Ювентина отчаянно лгала. Никакой улицы Серповщиков в Капуе не было и в помине, за исключением улицы Сепласия, про которую она несколько раз слышала от Неэры и где действительно продавались лучшие в Италии благовония.

— Но полно, не обманываешь ли ты меня? — вдруг засомневался Скавр, испытующе глядя прямо в прекрасные глаза юной жены судовладельца из Брундизия, которая оказалась слишком уж ветреной и податливой.

Он уже имел некоторый опыт в любовных приключениях. Ни одна из его побед над женщинами не давалась ему со столь молниеносной быстротой, если не считать безропотных рабынь в отцовском доме или девчонок из лупанаров.

— Ну что ты, золотой мой, — горячо зашептала Ювентина. — Я давно мечтала встретить такого юношу, как ты. О, если бы ты знал, как я исстрадалась в замужестве со своим постылым и вредным стариканом. Он держит меня взаперти, а его рабы докладывают ему о каждом сделанном мною шаге. Я лишена даже самых маленьких радостей в жизни. Тебе, избалованному свободой и роскошью, этого не понять, — почти со слезами в голосе говорила она, все больше входя в роль несчастной молодой девушки, насильно выданной замуж за старого ревнивца.

— О, я понимаю, я очень хорошо тебя понимаю, — бормотал Скавр и, тиская ее в объятиях, запечатлел на ее губах еще один страстный поцелуй.

— Пора, мой милый, — на этот раз решительно освобождаясь от его объятий, произнесла Ювентина. — Рабы могут что-нибудь заподозрить, а это нам ни к чему. Встретимся в Капуе. Кстати, ты не против, если я пошлю туда одного из рабов?
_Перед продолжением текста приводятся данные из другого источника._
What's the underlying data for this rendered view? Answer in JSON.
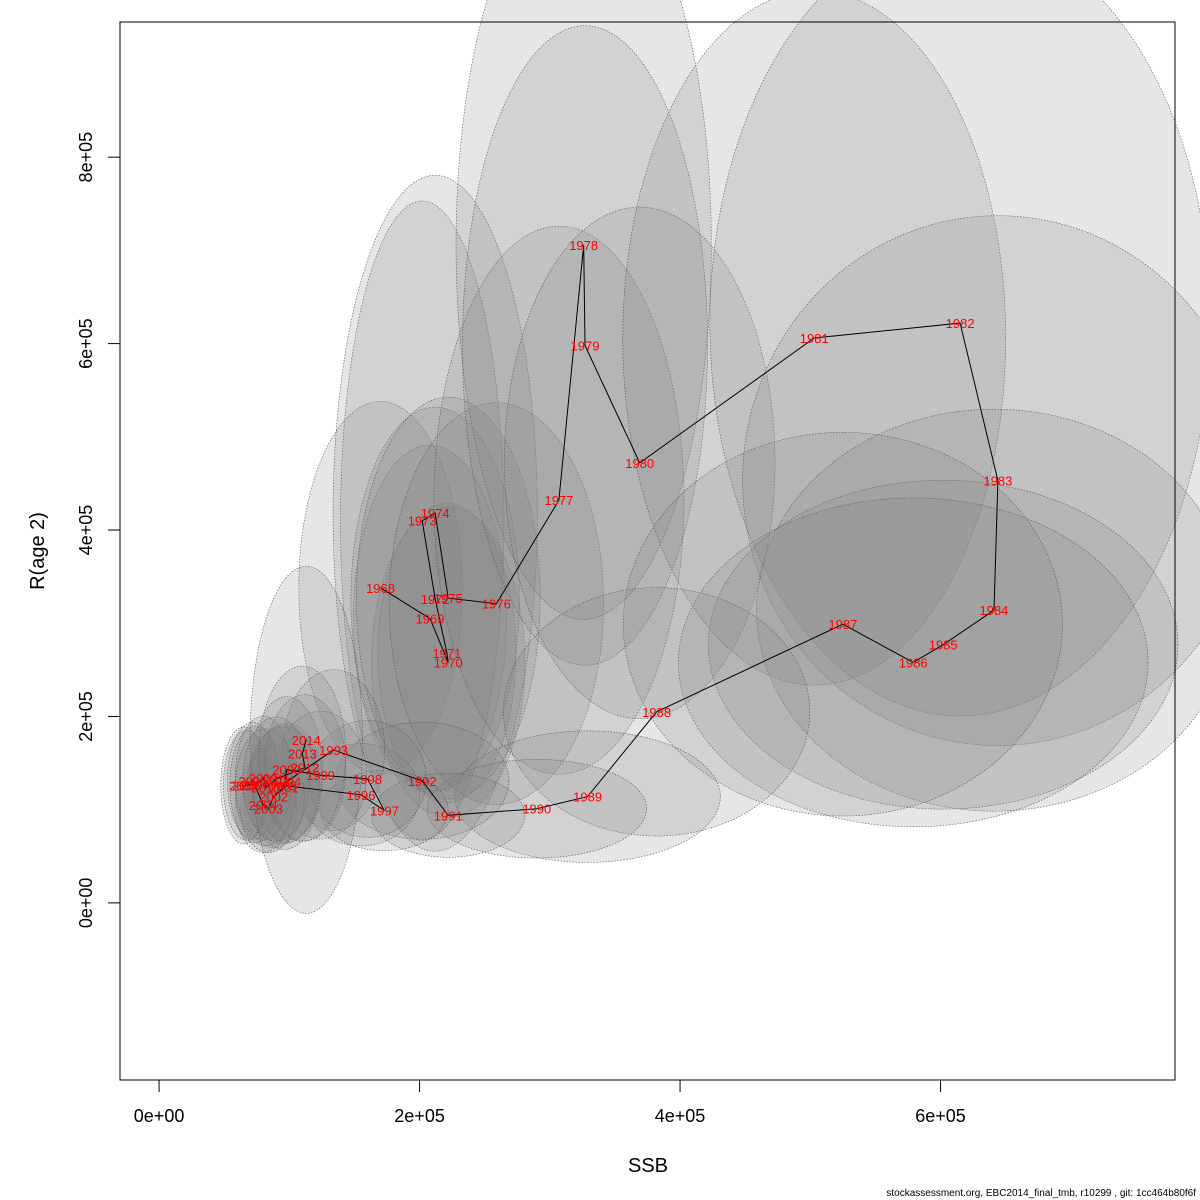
{
  "chart_data": {
    "type": "scatter",
    "title": "",
    "xlabel": "SSB",
    "ylabel": "R(age 2)",
    "xlim": [
      -30000,
      780000
    ],
    "ylim": [
      -190000,
      945000
    ],
    "x_ticks": [
      0,
      200000,
      400000,
      600000
    ],
    "x_tick_labels": [
      "0e+00",
      "2e+05",
      "4e+05",
      "6e+05"
    ],
    "y_ticks": [
      0,
      200000,
      400000,
      600000,
      800000
    ],
    "y_tick_labels": [
      "0e+00",
      "2e+05",
      "4e+05",
      "6e+05",
      "8e+05"
    ],
    "grid": false,
    "footer": "stockassessment.org, EBC2014_final_tmb, r10299 , git: 1cc464b80f6f",
    "points": [
      {
        "year": "1968",
        "ssb": 170000,
        "r": 338000,
        "sd_ssb": 32000,
        "sd_r": 102000
      },
      {
        "year": "1969",
        "ssb": 208000,
        "r": 305000,
        "sd_ssb": 30000,
        "sd_r": 95000
      },
      {
        "year": "1970",
        "ssb": 222000,
        "r": 258000,
        "sd_ssb": 30000,
        "sd_r": 85000
      },
      {
        "year": "1971",
        "ssb": 221000,
        "r": 268000,
        "sd_ssb": 27000,
        "sd_r": 82000
      },
      {
        "year": "1972",
        "ssb": 212000,
        "r": 326000,
        "sd_ssb": 33000,
        "sd_r": 105000
      },
      {
        "year": "1973",
        "ssb": 202000,
        "r": 410000,
        "sd_ssb": 32000,
        "sd_r": 175000
      },
      {
        "year": "1974",
        "ssb": 212000,
        "r": 418000,
        "sd_ssb": 40000,
        "sd_r": 185000
      },
      {
        "year": "1975",
        "ssb": 222000,
        "r": 327000,
        "sd_ssb": 36000,
        "sd_r": 110000
      },
      {
        "year": "1976",
        "ssb": 259000,
        "r": 321000,
        "sd_ssb": 42000,
        "sd_r": 110000
      },
      {
        "year": "1977",
        "ssb": 307000,
        "r": 432000,
        "sd_ssb": 49000,
        "sd_r": 150000
      },
      {
        "year": "1978",
        "ssb": 326000,
        "r": 706000,
        "sd_ssb": 50000,
        "sd_r": 205000
      },
      {
        "year": "1979",
        "ssb": 327000,
        "r": 598000,
        "sd_ssb": 48000,
        "sd_r": 175000
      },
      {
        "year": "1980",
        "ssb": 369000,
        "r": 472000,
        "sd_ssb": 53000,
        "sd_r": 140000
      },
      {
        "year": "1981",
        "ssb": 503000,
        "r": 606000,
        "sd_ssb": 75000,
        "sd_r": 190000
      },
      {
        "year": "1982",
        "ssb": 615000,
        "r": 622000,
        "sd_ssb": 98000,
        "sd_r": 215000
      },
      {
        "year": "1983",
        "ssb": 644000,
        "r": 453000,
        "sd_ssb": 100000,
        "sd_r": 145000
      },
      {
        "year": "1984",
        "ssb": 641000,
        "r": 314000,
        "sd_ssb": 93000,
        "sd_r": 110000
      },
      {
        "year": "1985",
        "ssb": 602000,
        "r": 277000,
        "sd_ssb": 92000,
        "sd_r": 90000
      },
      {
        "year": "1986",
        "ssb": 579000,
        "r": 258000,
        "sd_ssb": 92000,
        "sd_r": 90000
      },
      {
        "year": "1987",
        "ssb": 525000,
        "r": 299000,
        "sd_ssb": 86000,
        "sd_r": 105000
      },
      {
        "year": "1988",
        "ssb": 382000,
        "r": 205000,
        "sd_ssb": 60000,
        "sd_r": 68000
      },
      {
        "year": "1989",
        "ssb": 329000,
        "r": 114000,
        "sd_ssb": 52000,
        "sd_r": 36000
      },
      {
        "year": "1990",
        "ssb": 290000,
        "r": 101000,
        "sd_ssb": 43000,
        "sd_r": 27000
      },
      {
        "year": "1991",
        "ssb": 222000,
        "r": 94000,
        "sd_ssb": 30000,
        "sd_r": 23000
      },
      {
        "year": "1992",
        "ssb": 202000,
        "r": 131000,
        "sd_ssb": 34000,
        "sd_r": 32000
      },
      {
        "year": "1993",
        "ssb": 134000,
        "r": 164000,
        "sd_ssb": 20000,
        "sd_r": 44000
      },
      {
        "year": "1994",
        "ssb": 98000,
        "r": 130000,
        "sd_ssb": 14000,
        "sd_r": 32000
      },
      {
        "year": "1995",
        "ssb": 95000,
        "r": 126000,
        "sd_ssb": 14000,
        "sd_r": 32000
      },
      {
        "year": "1996",
        "ssb": 155000,
        "r": 116000,
        "sd_ssb": 23000,
        "sd_r": 28000
      },
      {
        "year": "1997",
        "ssb": 173000,
        "r": 99000,
        "sd_ssb": 25000,
        "sd_r": 22000
      },
      {
        "year": "1998",
        "ssb": 160000,
        "r": 133000,
        "sd_ssb": 23000,
        "sd_r": 32000
      },
      {
        "year": "1999",
        "ssb": 124000,
        "r": 137000,
        "sd_ssb": 18000,
        "sd_r": 35000
      },
      {
        "year": "2000",
        "ssb": 98000,
        "r": 143000,
        "sd_ssb": 14000,
        "sd_r": 40000
      },
      {
        "year": "2001",
        "ssb": 96000,
        "r": 124000,
        "sd_ssb": 14000,
        "sd_r": 34000
      },
      {
        "year": "2002",
        "ssb": 88000,
        "r": 114000,
        "sd_ssb": 12000,
        "sd_r": 28000
      },
      {
        "year": "2003",
        "ssb": 84000,
        "r": 101000,
        "sd_ssb": 11000,
        "sd_r": 24000
      },
      {
        "year": "2004",
        "ssb": 80000,
        "r": 105000,
        "sd_ssb": 11000,
        "sd_r": 26000
      },
      {
        "year": "2005",
        "ssb": 72000,
        "r": 131000,
        "sd_ssb": 10000,
        "sd_r": 32000
      },
      {
        "year": "2006",
        "ssb": 67000,
        "r": 126000,
        "sd_ssb": 9000,
        "sd_r": 30000
      },
      {
        "year": "2007",
        "ssb": 65000,
        "r": 126000,
        "sd_ssb": 9000,
        "sd_r": 32000
      },
      {
        "year": "2008",
        "ssb": 74000,
        "r": 127000,
        "sd_ssb": 10000,
        "sd_r": 32000
      },
      {
        "year": "2009",
        "ssb": 80000,
        "r": 134000,
        "sd_ssb": 11000,
        "sd_r": 34000
      },
      {
        "year": "2010",
        "ssb": 82000,
        "r": 124000,
        "sd_ssb": 12000,
        "sd_r": 32000
      },
      {
        "year": "2011",
        "ssb": 90000,
        "r": 133000,
        "sd_ssb": 13000,
        "sd_r": 34000
      },
      {
        "year": "2012",
        "ssb": 112000,
        "r": 145000,
        "sd_ssb": 16000,
        "sd_r": 40000
      },
      {
        "year": "2013",
        "ssb": 110000,
        "r": 160000,
        "sd_ssb": 17000,
        "sd_r": 48000
      },
      {
        "year": "2014",
        "ssb": 113000,
        "r": 175000,
        "sd_ssb": 22000,
        "sd_r": 95000
      }
    ]
  }
}
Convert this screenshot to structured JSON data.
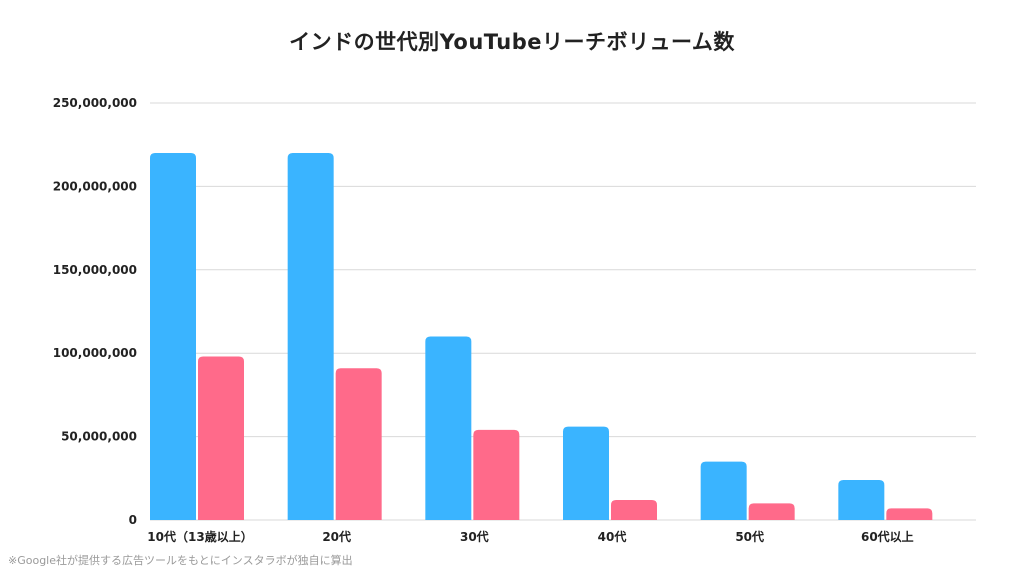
{
  "footnote": "※Google社が提供する広告ツールをもとにインスタラボが独自に算出",
  "colors": {
    "series1": "#3ab4ff",
    "series2": "#ff6a8a",
    "grid": "#d9d9d9"
  },
  "chart_data": {
    "type": "bar",
    "title": "インドの世代別YouTubeリーチボリューム数",
    "xlabel": "",
    "ylabel": "",
    "categories": [
      "10代（13歳以上）",
      "20代",
      "30代",
      "40代",
      "50代",
      "60代以上"
    ],
    "series": [
      {
        "values": [
          220000000,
          220000000,
          110000000,
          56000000,
          35000000,
          24000000
        ]
      },
      {
        "values": [
          98000000,
          91000000,
          54000000,
          12000000,
          10000000,
          7000000
        ]
      }
    ],
    "ylim": [
      0,
      250000000
    ],
    "yticks": [
      {
        "value": 0,
        "label": "0"
      },
      {
        "value": 50000000,
        "label": "50,000,000"
      },
      {
        "value": 100000000,
        "label": "100,000,000"
      },
      {
        "value": 150000000,
        "label": "150,000,000"
      },
      {
        "value": 200000000,
        "label": "200,000,000"
      },
      {
        "value": 250000000,
        "label": "250,000,000"
      }
    ],
    "grid": true,
    "legend": "none"
  }
}
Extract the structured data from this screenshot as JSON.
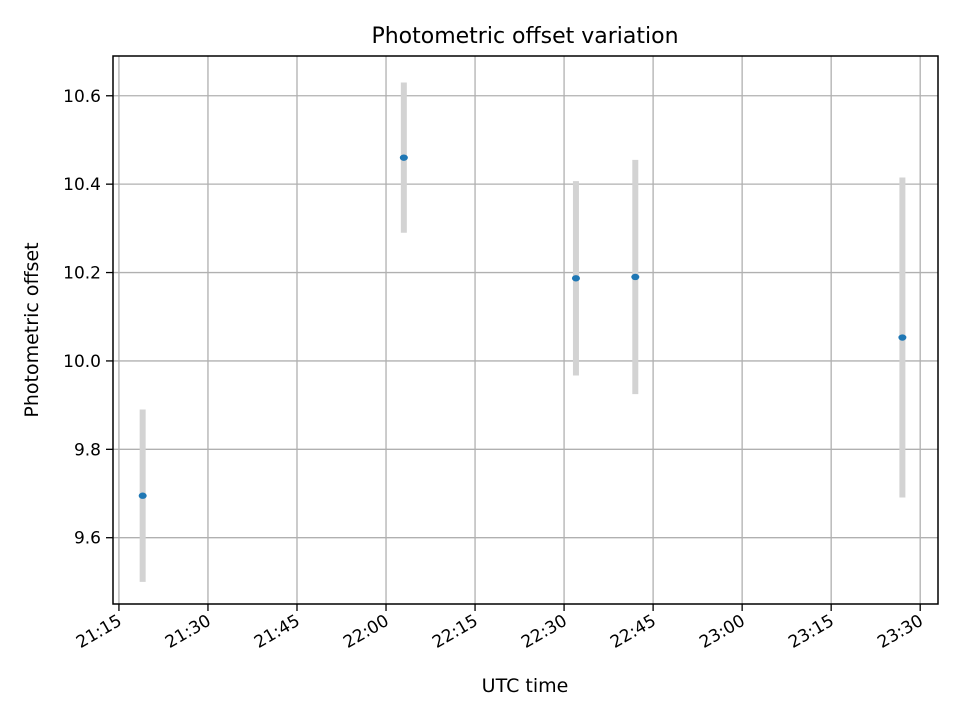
{
  "colors": {
    "marker": "#1f77b4",
    "errorbar": "#d3d3d3",
    "grid": "#b0b0b0",
    "axes": "#000000",
    "background": "#ffffff"
  },
  "chart_data": {
    "type": "scatter",
    "title": "Photometric offset variation",
    "xlabel": "UTC time",
    "ylabel": "Photometric offset",
    "x_axis_type": "time",
    "xlim": [
      "21:14",
      "23:33"
    ],
    "ylim": [
      9.45,
      10.69
    ],
    "grid": true,
    "legend": "none",
    "xticks": [
      "21:15",
      "21:30",
      "21:45",
      "22:00",
      "22:15",
      "22:30",
      "22:45",
      "23:00",
      "23:15",
      "23:30"
    ],
    "yticks": [
      "9.6",
      "9.8",
      "10.0",
      "10.2",
      "10.4",
      "10.6"
    ],
    "series": [
      {
        "points": [
          {
            "x": "21:19",
            "y": 9.695,
            "yerr": 0.195
          },
          {
            "x": "22:03",
            "y": 10.46,
            "yerr": 0.17
          },
          {
            "x": "22:32",
            "y": 10.187,
            "yerr": 0.22
          },
          {
            "x": "22:42",
            "y": 10.19,
            "yerr": 0.265
          },
          {
            "x": "23:27",
            "y": 10.053,
            "yerr": 0.362
          }
        ]
      }
    ]
  }
}
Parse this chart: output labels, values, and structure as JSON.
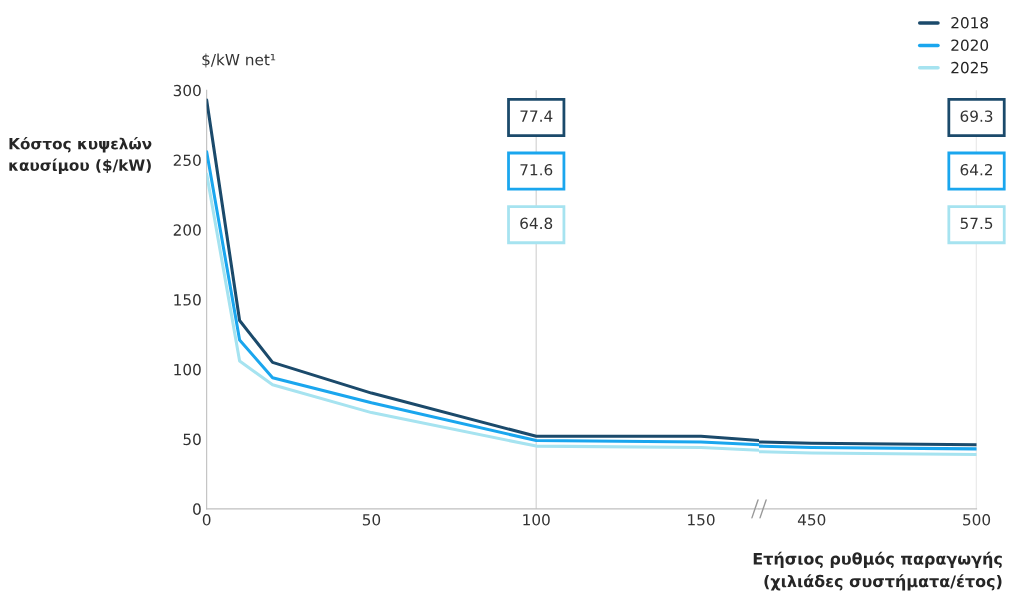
{
  "chart_data": [
    {
      "type": "line",
      "title": "Κόστος κυψελών καυσίμου ($/kW)",
      "ylabel": "$/kW net¹",
      "xlim": [
        0,
        167.6
      ],
      "xticks": [
        0,
        50,
        100,
        150
      ],
      "ylim": [
        0,
        300
      ],
      "yticks": [
        0,
        50,
        100,
        150,
        200,
        250,
        300
      ],
      "grid": false,
      "legend": "top right",
      "series": [
        {
          "name": "2018",
          "color": "#1b4a6b",
          "x": [
            0,
            10,
            20,
            50,
            100,
            150,
            167.6
          ],
          "values": [
            293,
            135,
            105,
            83,
            52,
            52,
            49
          ]
        },
        {
          "name": "2020",
          "color": "#1aa6ee",
          "x": [
            0,
            10,
            20,
            50,
            100,
            150,
            167.6
          ],
          "values": [
            256,
            121,
            94,
            76,
            49,
            48,
            46
          ]
        },
        {
          "name": "2025",
          "color": "#a6e3f0",
          "x": [
            0,
            10,
            20,
            50,
            100,
            150,
            167.6
          ],
          "values": [
            240,
            106,
            89,
            69,
            45,
            44,
            42
          ]
        }
      ],
      "ref_lines": [
        {
          "axis": "x",
          "value": 100,
          "color": "#d9d9d9"
        }
      ],
      "annotations": [
        "77.4",
        "71.6",
        "64.8"
      ]
    },
    {
      "type": "line",
      "xlabel": "Ετήσιος ρυθμός παραγωγής\n(χιλιάδες συστήματα/έτος)",
      "xlim": [
        434,
        500
      ],
      "xticks": [
        450,
        500
      ],
      "ylim": [
        0,
        300
      ],
      "tick_labels": "x",
      "grid": false,
      "series": [
        {
          "color": "#1b4a6b",
          "x": [
            434,
            450,
            500
          ],
          "values": [
            48,
            47,
            46
          ]
        },
        {
          "color": "#1aa6ee",
          "x": [
            434,
            450,
            500
          ],
          "values": [
            45,
            44,
            43
          ]
        },
        {
          "color": "#a6e3f0",
          "x": [
            434,
            450,
            500
          ],
          "values": [
            41,
            40,
            39
          ]
        }
      ],
      "ref_lines": [
        {
          "axis": "x",
          "value": 500,
          "color": "#d9d9d9"
        }
      ],
      "annotations": [
        "69.3",
        "64.2",
        "57.5"
      ]
    }
  ]
}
Пусть он выберет комнату поприличней, пока ею не завладел кто-нибудь другой. Как только станет известно о победе претора над бунтовщиками, в город хлынет множество людей из разных мест. Думаю, комнаты в гостиницах будут нарасхват…

В этот момент на тропинке показался долговязый солдат с лицом, поросшим густой щетиной.

— Чего тебе, Гирций? — недовольным голосом спросил Скавр.

— Прибыл посыльный от декуриона Аврункулея, — отвечал солдат. — Он сообщил, что сражение началось. Наши пошли в наступление.

— Передай всем, чтобы они укрыли лошадей в этом саду, — приказал Скавр. — А ты, Гирций, возьми двух всадников и обследуй дорогу со стороны Калатии.

— Будет исполнено, — ответил солдат и удалился.

— Вот видишь, я не обманул тебя — произошло именно так, как я говорил, — с веселым видом обратился Скавр к Ювентине, которой не терпелось уйти вслед за солдатом. — Постой-ка, — сказал он и снова притянул ее к себе, властно поцеловав напоследок.

Через минуту Ювентина вернулась под навес столовой, где за длинным широким столом сидели встревоженные Геродор и Эватл.

Она рассказала им о том, что под Капуей уже идет сражение и что Мемнону, если его не предупредить о римской засаде, грозит опасность. О том, что вместе с ним, вероятно, будет и Минуций, она умолчала. Теперь она догадывалась, почему Мемнон не стал ей ничего объяснять…

В это время солдаты, выполняя приказ командира, стали отводить лошадей в заднюю часть двора, чтобы со стороны дороги, ведущей на Калатию, могло казаться, что все подворье совершенно безлюдно.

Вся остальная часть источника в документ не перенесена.